I have made some braided trim (10 strands) to attach to a jacket. Any recommendations on how to attach and where to start & stop? The plan is to have it around the neck opening and down the front.
Is the jacket already finished? Is it a Chanel-type or does it have a collar, overlap, buttons? On a Chanel-type, the braid usually goes all the way around the hem, though a neckline/sleeve hem option is flattering, too.
Usually, braided trims end in a seam, so if it is already finished, you might want to open the seams a bit, tuck in the end of the braid, and secure it with handstitching.
With commercial braids, a small slight zigzag in matching thread usually works. For a handmade trim, I'd probably hand sew it with a simple running stitch, being careful not to catch the lining if the jacket is already completed.
Its a Chanel type jacket and the trim is handmade. The jacket is in process.
Thanks for your thoughts - sounds like if I tuck the ends in the side seam at the bottom edge and take it all around the bottom, front, and neckline edges that will be the best solutionj.
Please tell me (us) how you made your trim and what was your source for the trim (10 strands)?
Thanks I look forward to your reply, as I am in the process now of trying to figure out if I did buy trim for a black boucle Chanel-like jacket, and if so what I did with it. If not, then I may have to make some as I do not like what I'm seeing on-line in the area of braid, trims...
In that regard, does anyone have an on-line source(s) for wool braid, trim (flat or fold-over)? MJ Trims did not have what I'm looking for. And, I've spent hours on other sources to no avail.
I bought soutache trim 10 times the length I needed for the jacket and cut it into 10 equal strands, held one end with a clip and then started braiding it using a pattern I found in a book. I got the trim at a local fabric store.

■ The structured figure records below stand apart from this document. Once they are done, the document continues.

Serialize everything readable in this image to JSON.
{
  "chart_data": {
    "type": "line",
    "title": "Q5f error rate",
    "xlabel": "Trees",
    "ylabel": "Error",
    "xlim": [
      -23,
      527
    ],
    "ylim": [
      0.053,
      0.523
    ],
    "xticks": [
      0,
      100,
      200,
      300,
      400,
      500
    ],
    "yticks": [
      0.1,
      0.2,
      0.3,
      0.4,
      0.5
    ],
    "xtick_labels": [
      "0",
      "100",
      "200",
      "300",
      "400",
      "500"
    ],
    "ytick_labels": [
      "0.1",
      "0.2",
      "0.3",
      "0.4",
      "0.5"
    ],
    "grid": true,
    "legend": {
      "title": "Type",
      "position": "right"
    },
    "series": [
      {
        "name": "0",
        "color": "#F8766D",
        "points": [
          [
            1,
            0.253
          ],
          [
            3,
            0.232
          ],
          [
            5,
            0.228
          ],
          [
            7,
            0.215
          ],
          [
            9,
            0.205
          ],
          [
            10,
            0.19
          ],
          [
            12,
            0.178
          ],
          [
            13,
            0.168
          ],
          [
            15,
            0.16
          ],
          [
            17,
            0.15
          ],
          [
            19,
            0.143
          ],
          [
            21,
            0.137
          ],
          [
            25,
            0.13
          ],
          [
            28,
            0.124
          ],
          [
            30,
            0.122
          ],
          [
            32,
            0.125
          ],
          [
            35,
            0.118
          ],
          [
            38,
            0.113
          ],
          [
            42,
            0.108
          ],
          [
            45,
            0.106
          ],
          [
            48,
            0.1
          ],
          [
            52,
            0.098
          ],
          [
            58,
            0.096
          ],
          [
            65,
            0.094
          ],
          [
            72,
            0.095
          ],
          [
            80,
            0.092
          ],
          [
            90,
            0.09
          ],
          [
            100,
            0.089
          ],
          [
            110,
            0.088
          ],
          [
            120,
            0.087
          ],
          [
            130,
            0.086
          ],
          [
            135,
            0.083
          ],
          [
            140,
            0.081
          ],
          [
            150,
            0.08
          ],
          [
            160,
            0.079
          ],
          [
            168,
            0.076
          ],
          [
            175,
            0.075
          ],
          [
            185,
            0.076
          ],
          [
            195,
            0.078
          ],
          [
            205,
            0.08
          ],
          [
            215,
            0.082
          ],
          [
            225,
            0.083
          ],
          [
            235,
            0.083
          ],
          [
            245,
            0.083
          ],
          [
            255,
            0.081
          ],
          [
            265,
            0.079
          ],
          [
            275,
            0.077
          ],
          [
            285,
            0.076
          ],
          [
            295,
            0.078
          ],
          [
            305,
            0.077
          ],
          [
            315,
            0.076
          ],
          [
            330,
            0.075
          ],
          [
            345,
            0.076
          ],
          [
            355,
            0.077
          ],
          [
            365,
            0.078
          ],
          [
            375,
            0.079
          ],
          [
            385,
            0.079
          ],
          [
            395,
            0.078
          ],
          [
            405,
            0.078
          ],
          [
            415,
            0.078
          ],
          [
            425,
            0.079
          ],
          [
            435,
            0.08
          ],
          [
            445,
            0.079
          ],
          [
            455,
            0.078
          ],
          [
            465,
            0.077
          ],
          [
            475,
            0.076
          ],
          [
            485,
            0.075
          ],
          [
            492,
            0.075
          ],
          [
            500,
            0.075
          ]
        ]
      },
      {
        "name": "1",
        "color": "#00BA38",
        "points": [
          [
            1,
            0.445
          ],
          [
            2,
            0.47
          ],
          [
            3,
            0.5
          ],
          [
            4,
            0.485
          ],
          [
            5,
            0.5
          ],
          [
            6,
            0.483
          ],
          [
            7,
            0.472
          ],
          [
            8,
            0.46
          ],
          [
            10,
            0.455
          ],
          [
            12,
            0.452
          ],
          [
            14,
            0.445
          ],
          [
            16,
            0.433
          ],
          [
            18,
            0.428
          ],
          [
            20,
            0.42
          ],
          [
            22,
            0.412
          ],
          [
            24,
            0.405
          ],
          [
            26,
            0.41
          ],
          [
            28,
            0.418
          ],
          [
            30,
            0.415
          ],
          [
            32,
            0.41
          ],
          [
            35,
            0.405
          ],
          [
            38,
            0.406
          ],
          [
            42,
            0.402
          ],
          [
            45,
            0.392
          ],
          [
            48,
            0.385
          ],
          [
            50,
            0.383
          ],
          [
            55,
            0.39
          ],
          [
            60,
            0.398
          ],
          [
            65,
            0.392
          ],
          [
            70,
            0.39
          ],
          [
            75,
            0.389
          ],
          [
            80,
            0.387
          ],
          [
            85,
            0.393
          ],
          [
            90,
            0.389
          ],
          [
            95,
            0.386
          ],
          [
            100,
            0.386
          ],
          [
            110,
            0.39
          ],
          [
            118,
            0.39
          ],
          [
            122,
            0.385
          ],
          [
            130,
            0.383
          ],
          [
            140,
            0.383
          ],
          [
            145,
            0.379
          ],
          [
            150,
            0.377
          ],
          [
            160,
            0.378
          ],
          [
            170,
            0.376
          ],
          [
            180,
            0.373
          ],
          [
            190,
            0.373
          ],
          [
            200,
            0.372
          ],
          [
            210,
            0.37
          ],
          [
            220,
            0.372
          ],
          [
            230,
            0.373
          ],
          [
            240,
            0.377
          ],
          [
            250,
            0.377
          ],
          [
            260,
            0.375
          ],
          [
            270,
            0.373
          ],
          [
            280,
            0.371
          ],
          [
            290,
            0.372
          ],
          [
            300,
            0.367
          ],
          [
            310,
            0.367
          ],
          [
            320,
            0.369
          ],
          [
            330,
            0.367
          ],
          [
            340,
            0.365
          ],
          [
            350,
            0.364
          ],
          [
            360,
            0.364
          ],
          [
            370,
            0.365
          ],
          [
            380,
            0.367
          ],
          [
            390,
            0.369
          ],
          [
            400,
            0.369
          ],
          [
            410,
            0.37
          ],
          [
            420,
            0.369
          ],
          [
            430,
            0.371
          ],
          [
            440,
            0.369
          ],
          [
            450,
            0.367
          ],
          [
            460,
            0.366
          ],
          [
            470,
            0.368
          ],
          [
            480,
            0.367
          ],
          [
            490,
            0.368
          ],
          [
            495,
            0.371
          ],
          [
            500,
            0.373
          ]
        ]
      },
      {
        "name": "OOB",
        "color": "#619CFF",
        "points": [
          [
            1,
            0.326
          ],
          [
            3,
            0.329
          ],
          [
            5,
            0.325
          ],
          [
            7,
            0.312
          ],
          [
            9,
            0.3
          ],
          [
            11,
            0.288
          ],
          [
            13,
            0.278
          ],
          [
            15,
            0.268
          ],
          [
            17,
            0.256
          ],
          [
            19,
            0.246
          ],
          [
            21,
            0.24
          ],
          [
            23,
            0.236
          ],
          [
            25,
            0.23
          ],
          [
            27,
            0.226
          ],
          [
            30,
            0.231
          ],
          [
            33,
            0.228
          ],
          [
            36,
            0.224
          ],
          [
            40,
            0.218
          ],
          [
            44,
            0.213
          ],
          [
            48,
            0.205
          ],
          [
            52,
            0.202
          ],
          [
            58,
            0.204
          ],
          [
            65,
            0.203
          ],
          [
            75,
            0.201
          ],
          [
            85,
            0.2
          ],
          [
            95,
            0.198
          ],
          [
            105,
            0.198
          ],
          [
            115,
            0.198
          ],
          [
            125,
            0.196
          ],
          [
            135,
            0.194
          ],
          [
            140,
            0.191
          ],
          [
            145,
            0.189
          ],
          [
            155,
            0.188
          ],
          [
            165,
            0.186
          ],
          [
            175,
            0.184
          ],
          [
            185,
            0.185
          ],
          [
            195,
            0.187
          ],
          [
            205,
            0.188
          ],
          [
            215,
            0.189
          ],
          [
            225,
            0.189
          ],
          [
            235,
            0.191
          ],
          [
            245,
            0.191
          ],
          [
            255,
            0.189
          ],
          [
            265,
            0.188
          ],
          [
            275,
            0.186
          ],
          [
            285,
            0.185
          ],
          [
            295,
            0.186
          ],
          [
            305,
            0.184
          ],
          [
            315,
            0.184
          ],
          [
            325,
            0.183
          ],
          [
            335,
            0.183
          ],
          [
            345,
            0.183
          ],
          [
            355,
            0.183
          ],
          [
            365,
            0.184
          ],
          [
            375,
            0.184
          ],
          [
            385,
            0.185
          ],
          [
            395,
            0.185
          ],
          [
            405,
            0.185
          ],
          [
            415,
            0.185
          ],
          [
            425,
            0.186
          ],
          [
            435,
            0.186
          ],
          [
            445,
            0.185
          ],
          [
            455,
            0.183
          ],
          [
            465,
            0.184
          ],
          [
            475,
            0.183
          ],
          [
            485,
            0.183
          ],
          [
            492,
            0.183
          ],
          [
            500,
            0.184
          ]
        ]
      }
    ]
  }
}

Thank you for your response. All I need now is '...a pattern...' :->. I do have another questions, which is do you plan to place the soutache over another fabric like fringed wool, silk ribbon, etc. before applying it to your garment? I look forward to the response on how you can easily connect the pieces should they join at points other than seamlines. Perhaps you have already figured this out but what about piecing the braid at specific seam points? I made one jacket where the binding had to be joined at the shoulder. What really helped it to turn out OK was that I joined the binding at that point by machine so it is hardly noticeable, if at all. To avoid this joining point if your braid is not long enough perhaps you can go from bottom front center to shoulder seam, and then the other side the same. A lot of joining maybe but I am sure that you will end up with enough shorter pieces to fit the sleeves nicely if you plan to embellish there.
I'm interested in learning how you came out with this aspect of the project.
Edited 11/18/2007 3:00 pm ET by WandaJ
For braid that is too thick to turn under, I wonder if one could make a "buttonhole" at each end of the garment, insert and stitch the braid on the inside? (It would work the same way as if inserted in a seam.) Just a thought, my imagination works overtime.
After having spent 'too much' time on the Internet looking for wool braid/trim for use on a black boucle jacket, I decided to use black stretch sequin with an overlay of narrower black rayon braid. This looks really dressy without being too flashy. To tame the stretch of the sequin trim I am handstitching the rayon braid with a backstitch using a single, waxed strand of thread. I find that it is relaxing to just lay the braid out, pin it in place and simply stitch! Back to the ole' time way helps sometimes huh :->
Edited 11/19/2007 3:21 pm ET by WandaJ
Have you pretreated the trim? Every Christmas I kick myself for not pretreating the trim on my table runner as I'm pressing and stretching it to make it look like something other than a pile of rags.
Soaking the trim in water and pressing it with a press cloth has worked well since then. Even if the jacket will be drycleaned, there may be some shrinkage that a little pretreating will prevent.